Pays-Bas - France : l'analyse
Posté par Pierre Ménès le 27 Novembre 2017
Que retenir de ce match décousu et de cette équipe de France aux deux visages ? Eh bien pas mal de choses, justement.

Tout le monde l’a constaté : il y a eu deux mi-temps très distinctes lors de ce Pays-Bas - France. La première, archi-dominée par des Bleus opposés à une équipe batave hors sujet et fantomatique. Et la seconde, pendant laquelle l’équipe de France a arrêté de jouer, a commis beaucoup de fautes de concentration et a finalement laissé les Néerlandais revenir à hauteur. Maintenant, la facilité avec laquelle les joueurs de Deschamps ont repris l’avantage en fin de match montre bien qu’il y avait une grosse marge entre deux équipes.

Parmi les joueurs qu’on attendait plus que les autres, il y avait d’abord ceux qui sont en difficulté dans leur club. A savoir Varane, Jallet et Giroud. Globalement, aucun des trois n’a rassuré grand monde hier soir, même si Giroud a marqué. Il y avait surtout Payet, l’attraction de ce match. Titulaire pour sa première sélection après deux rassemblements manqués, le Réunionnais était attendu et jouait une grande partie de son avenir sur ce match. Une sorte de test grandeur nature pour l’Euro.

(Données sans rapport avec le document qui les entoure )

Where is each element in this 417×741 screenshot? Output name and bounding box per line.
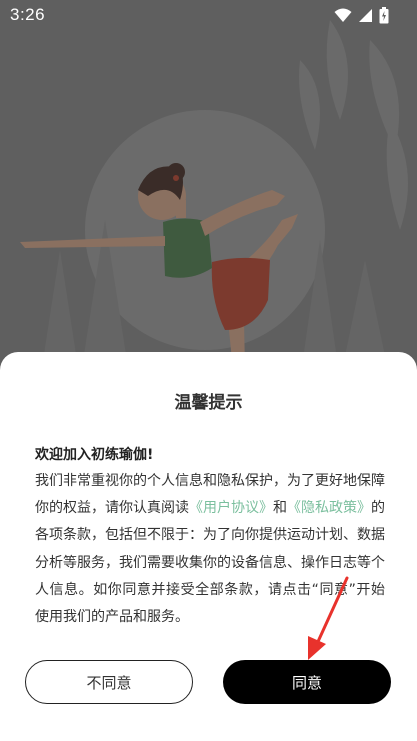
disagree-button[interactable]: 不同意 bbox=[25, 660, 193, 704]
body-and: 和 bbox=[273, 500, 287, 517]
dialog-title: 温馨提示 bbox=[174, 393, 243, 413]
status-bar: 3:26 bbox=[0, 0, 417, 30]
hero-illustration bbox=[0, 0, 417, 380]
status-time: 3:26 bbox=[10, 5, 46, 24]
status-icons bbox=[334, 6, 389, 24]
welcome-text: 欢迎加入初练瑜伽! bbox=[35, 447, 154, 463]
wifi-icon bbox=[334, 8, 352, 22]
privacy-policy-link[interactable]: 《隐私政策》 bbox=[287, 500, 371, 516]
annotation-arrow-icon bbox=[308, 576, 349, 660]
battery-icon bbox=[379, 6, 389, 23]
privacy-dialog: 温馨提示 欢迎加入初练瑜伽! 我们非常重视你的个人信息和隐私保护，为了更好地保障… bbox=[0, 352, 417, 741]
agree-button[interactable]: 同意 bbox=[223, 660, 391, 704]
signal-icon bbox=[359, 8, 372, 22]
user-agreement-link[interactable]: 《用户协议》 bbox=[189, 500, 273, 516]
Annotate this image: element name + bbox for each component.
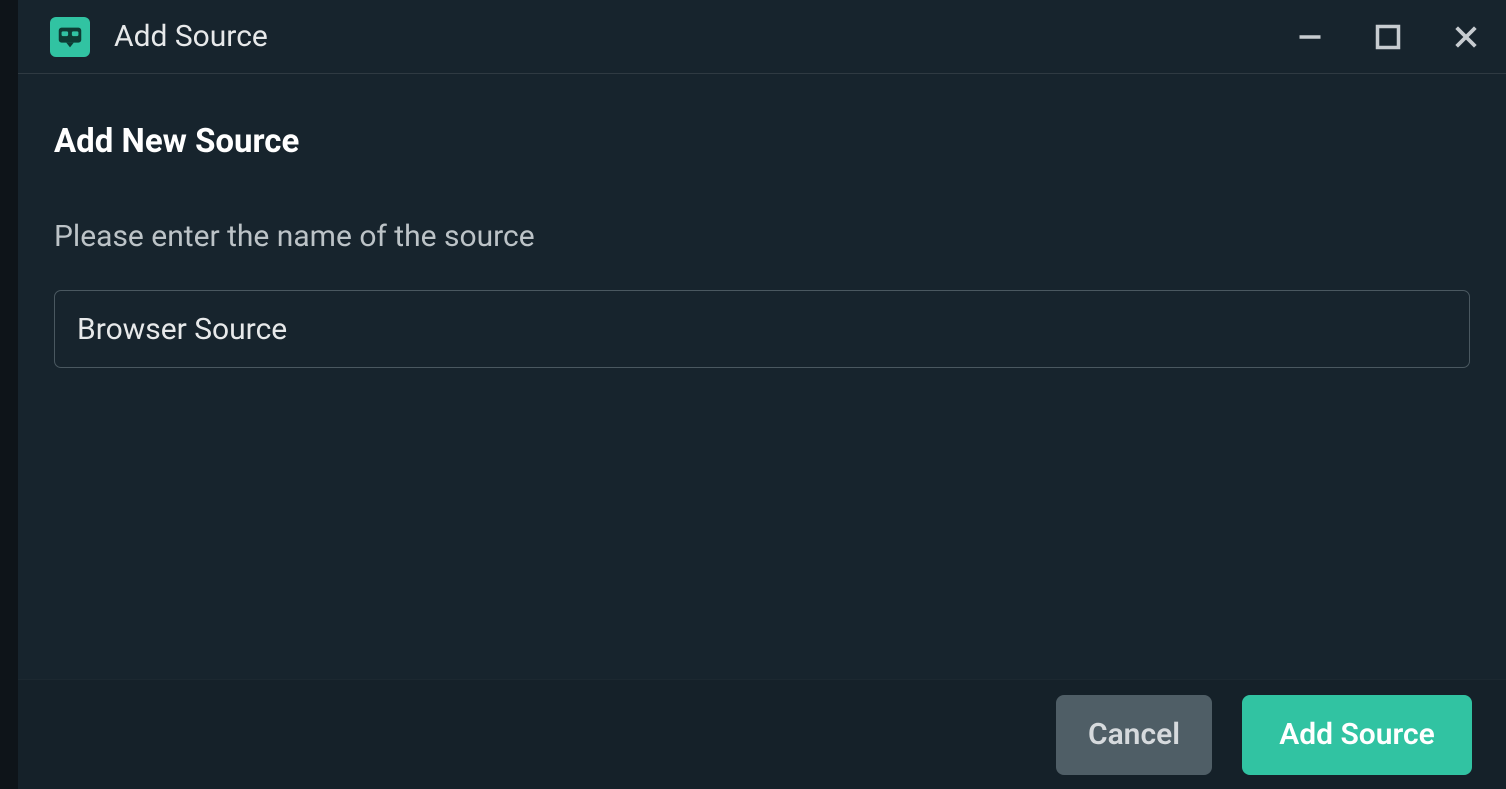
source-name-input[interactable]	[54, 290, 1470, 368]
cancel-button[interactable]: Cancel	[1056, 695, 1212, 775]
dialog-heading: Add New Source	[54, 122, 1470, 161]
dialog-window: Add Source Add New Source Please en	[18, 0, 1506, 789]
app-icon	[50, 17, 90, 57]
maximize-button[interactable]	[1368, 17, 1408, 57]
close-icon	[1452, 23, 1480, 51]
dialog-content: Add New Source Please enter the name of …	[18, 74, 1506, 679]
minimize-icon	[1296, 23, 1324, 51]
add-source-button[interactable]: Add Source	[1242, 695, 1472, 775]
dialog-footer: Cancel Add Source	[18, 679, 1506, 789]
window-controls	[1290, 17, 1486, 57]
input-prompt: Please enter the name of the source	[54, 219, 1470, 254]
maximize-icon	[1374, 23, 1402, 51]
titlebar[interactable]: Add Source	[18, 0, 1506, 74]
minimize-button[interactable]	[1290, 17, 1330, 57]
close-button[interactable]	[1446, 17, 1486, 57]
left-edge	[0, 0, 18, 789]
window-title: Add Source	[114, 19, 1290, 54]
input-row	[54, 290, 1470, 368]
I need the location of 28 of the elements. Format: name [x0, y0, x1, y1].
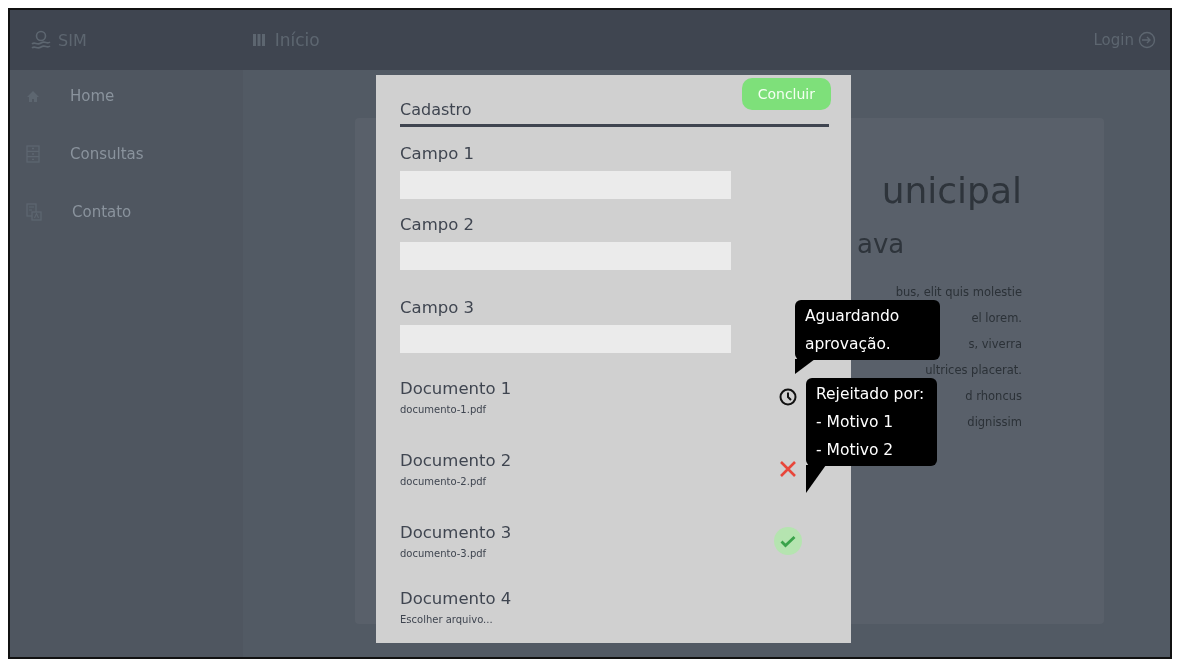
grid-icon	[252, 34, 265, 46]
sidebar-item[interactable]: Consultas	[10, 140, 243, 168]
tooltip: Aguardando aprovação.	[795, 300, 940, 360]
input-field[interactable]	[400, 242, 731, 270]
logo-icon	[30, 29, 52, 51]
sidebar-item[interactable]: Contato	[10, 198, 243, 226]
document-name: Documento 1	[400, 379, 513, 398]
sidebar-item[interactable]: Home	[10, 82, 243, 110]
field-label: Campo 2	[400, 215, 476, 234]
file-name: documento-3.pdf	[400, 548, 488, 559]
file-name: documento-2.pdf	[400, 476, 488, 487]
tooltip: Rejeitado por: - Motivo 1 - Motivo 2	[806, 378, 937, 466]
document-name: Documento 4	[400, 589, 513, 608]
conclude-button[interactable]: Concluir	[741, 78, 831, 110]
document-name: Documento 2	[400, 451, 513, 470]
field-label: Campo 1	[400, 144, 476, 163]
login-icon	[1138, 31, 1156, 49]
file-picker-link[interactable]: Escolher arquivo...	[400, 614, 773, 625]
tooltip-tail	[806, 465, 826, 493]
check-icon	[773, 526, 803, 556]
tooltip-tail	[795, 359, 815, 374]
document-name: Documento 3	[400, 523, 513, 542]
file-name: documento-1.pdf	[400, 404, 488, 415]
input-field[interactable]	[400, 171, 731, 199]
modal-title: Cadastro	[400, 100, 472, 119]
cross-icon	[779, 460, 797, 478]
input-field[interactable]	[400, 325, 731, 353]
clock-icon	[779, 388, 797, 406]
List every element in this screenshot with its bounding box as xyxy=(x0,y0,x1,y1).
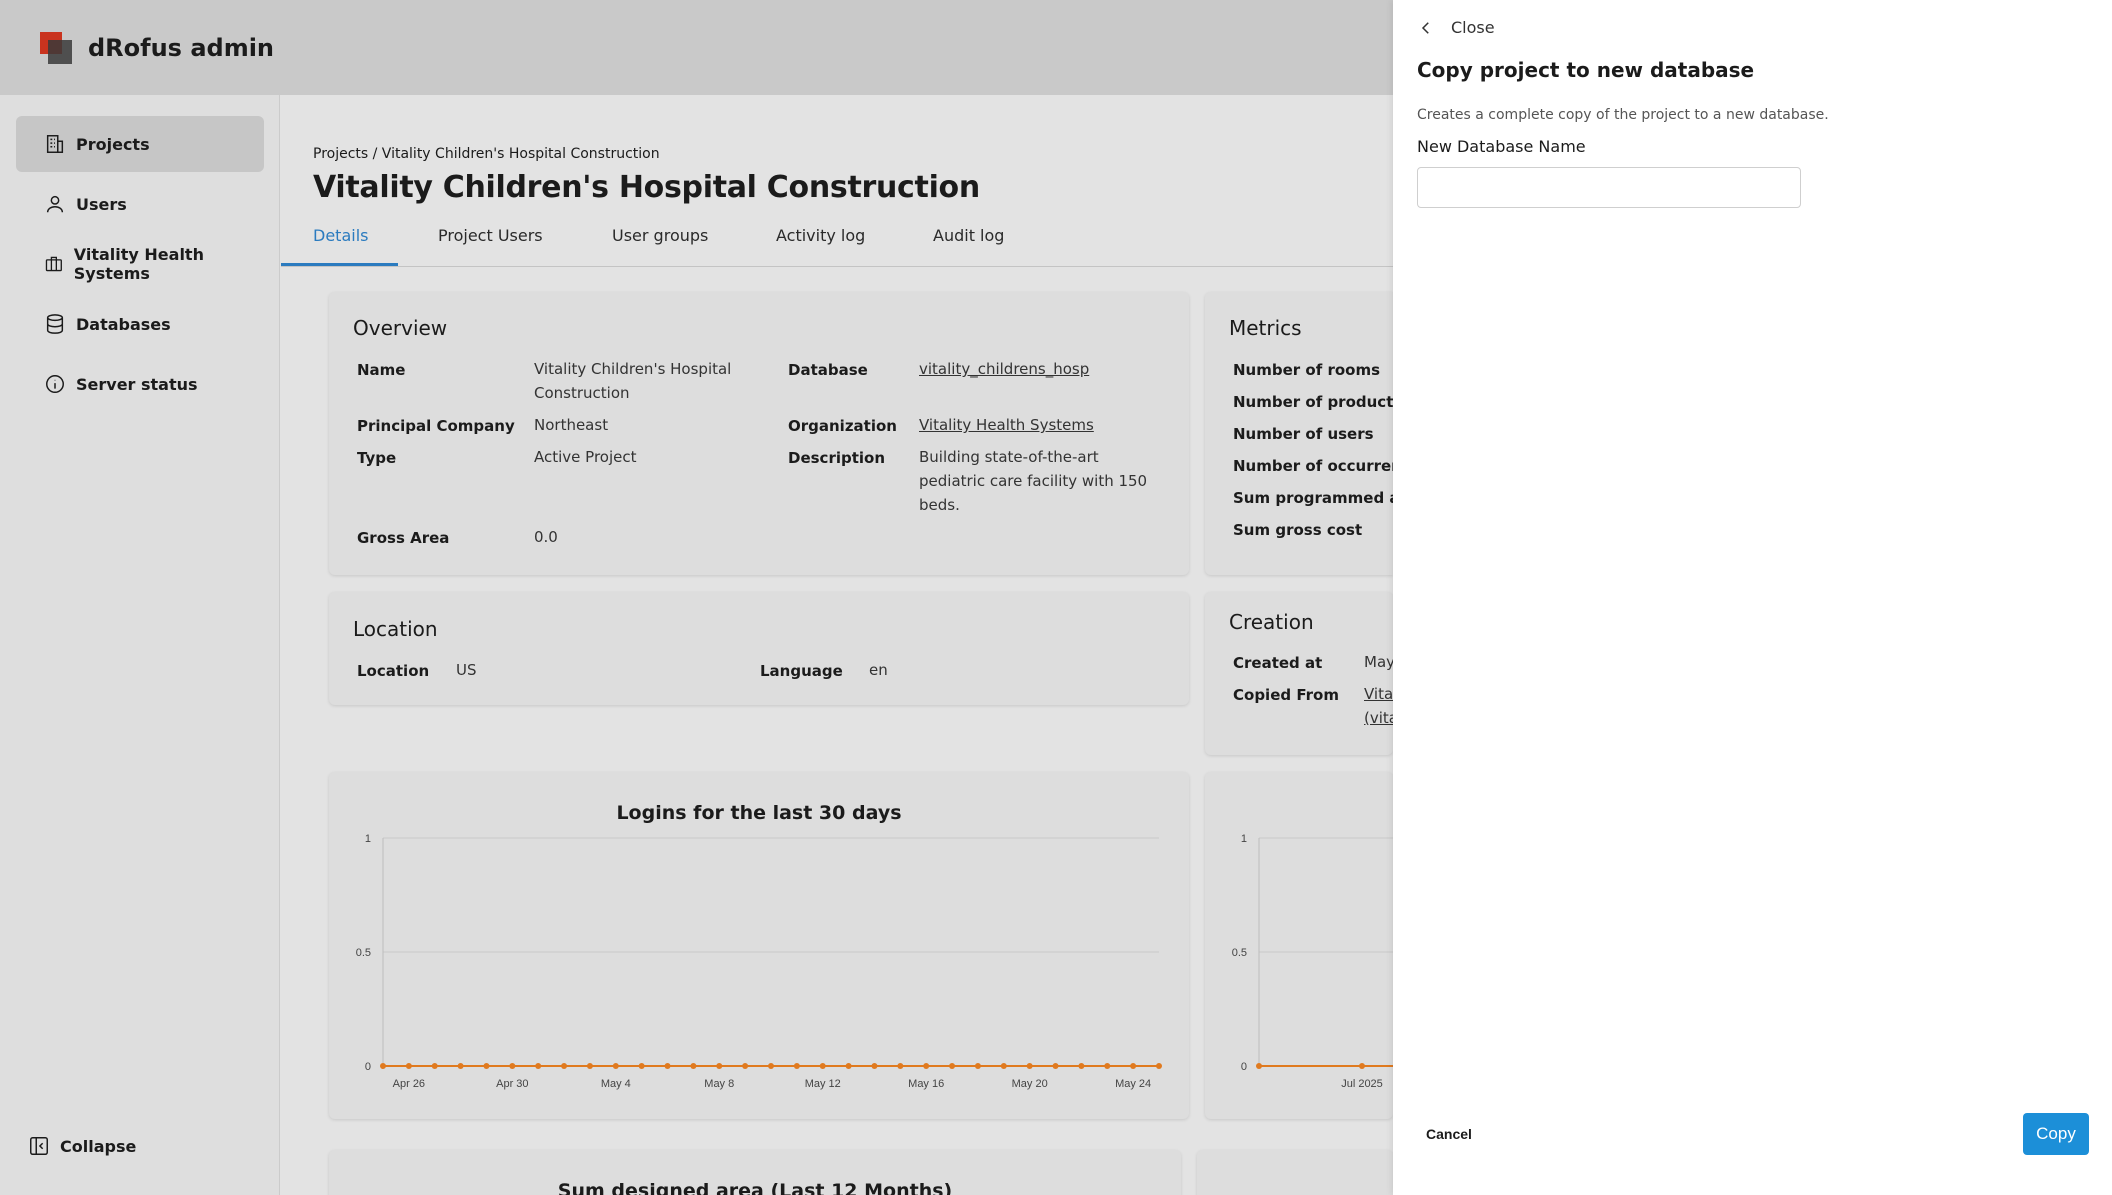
close-button[interactable]: Close xyxy=(1417,18,1495,37)
new-database-name-input[interactable] xyxy=(1417,167,1801,208)
drawer-title: Copy project to new database xyxy=(1417,58,1755,82)
drawer-description: Creates a complete copy of the project t… xyxy=(1417,107,1829,123)
copy-button[interactable]: Copy xyxy=(2023,1113,2089,1155)
chevron-left-icon xyxy=(1421,21,1429,34)
overlay-backdrop[interactable] xyxy=(0,0,1393,1195)
close-label: Close xyxy=(1451,18,1495,37)
copy-project-drawer: Close Copy project to new database Creat… xyxy=(1393,0,2112,1195)
cancel-button[interactable]: Cancel xyxy=(1417,1114,1481,1154)
new-database-name-label: New Database Name xyxy=(1417,137,1586,156)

A mon sens, il l’a réussi haut la main, en étant simplement à son niveau de West Ham. C’est-à-dire disponible, juste techniquement et dans ses choix de jeu, très habile sur tous les coups de pied arrêtés et dangereux dans ses frappes. Avec ce qu’a déclaré Deschamps à son sujet après le match, l’ancien Marseillais peut être raisonnablement optimiste. On a aussi eu droit à l’incorporation de Kanté, qui a mis un peu de temps à se mettre dans le rythme mais qui a ensuite laissé entrevoir les qualités pour lesquelles il est encensé de l’autre côté de la Manche.

Diarra-Pogba-Matuidi, trio de départ pour l’Euro

Côté négatif, le premier constat c’est que la défense dans sa globalité n’a pas rassuré et que le chantier n’avance donc pas. Varane, pas assez tranchant dans ses interventions et parfois hasardeux à la relance, semble en perte de repères. Le constat est un peu différent pour Evra, qui sait que sa place de titulaire à l’Euro est assurée vu qu’aucun de ses concurrents n’est foutu de lui mettre une quelconque forme de pression et se contente de faire le minimum syndical. Enfin à droite, le problème est toujours le même : personne ne s’impose.

Le bilan est un peu plus satisfaisant au milieu. Essentiellement parce qu’on a retrouvé un Matuidi bien supérieur à ce qu’il montrait ces dernières semaines au PSG. Avec Diarra et Pogba, il est évident qu’on tient là notre trio de départ pour l’Euro. Et puis devant, Griezmann commence à dupliquer son état de confiance de l’Atletico sous le maillot bleu et confirme qu’il a l’étoffe pour être le leader offensif de cette équipe. 

Avec ce contexte compliqué entre la minute de silence pour les attentats de Bruxelles et celle d’applaudissements en hommage à Cruyff, je crois que Deschamps peut déjà s’estimer heureux de ne pas avoir vécu un non-match comme en Angleterre en novembre dernier. Et puis, même s’il y a eu beaucoup de choses très contradictoires dans ce match, il a quand même de quoi retirer de cette victoire quelques enseignements très instructifs. On devrait en avoir d’autres mardi, face à la Russie.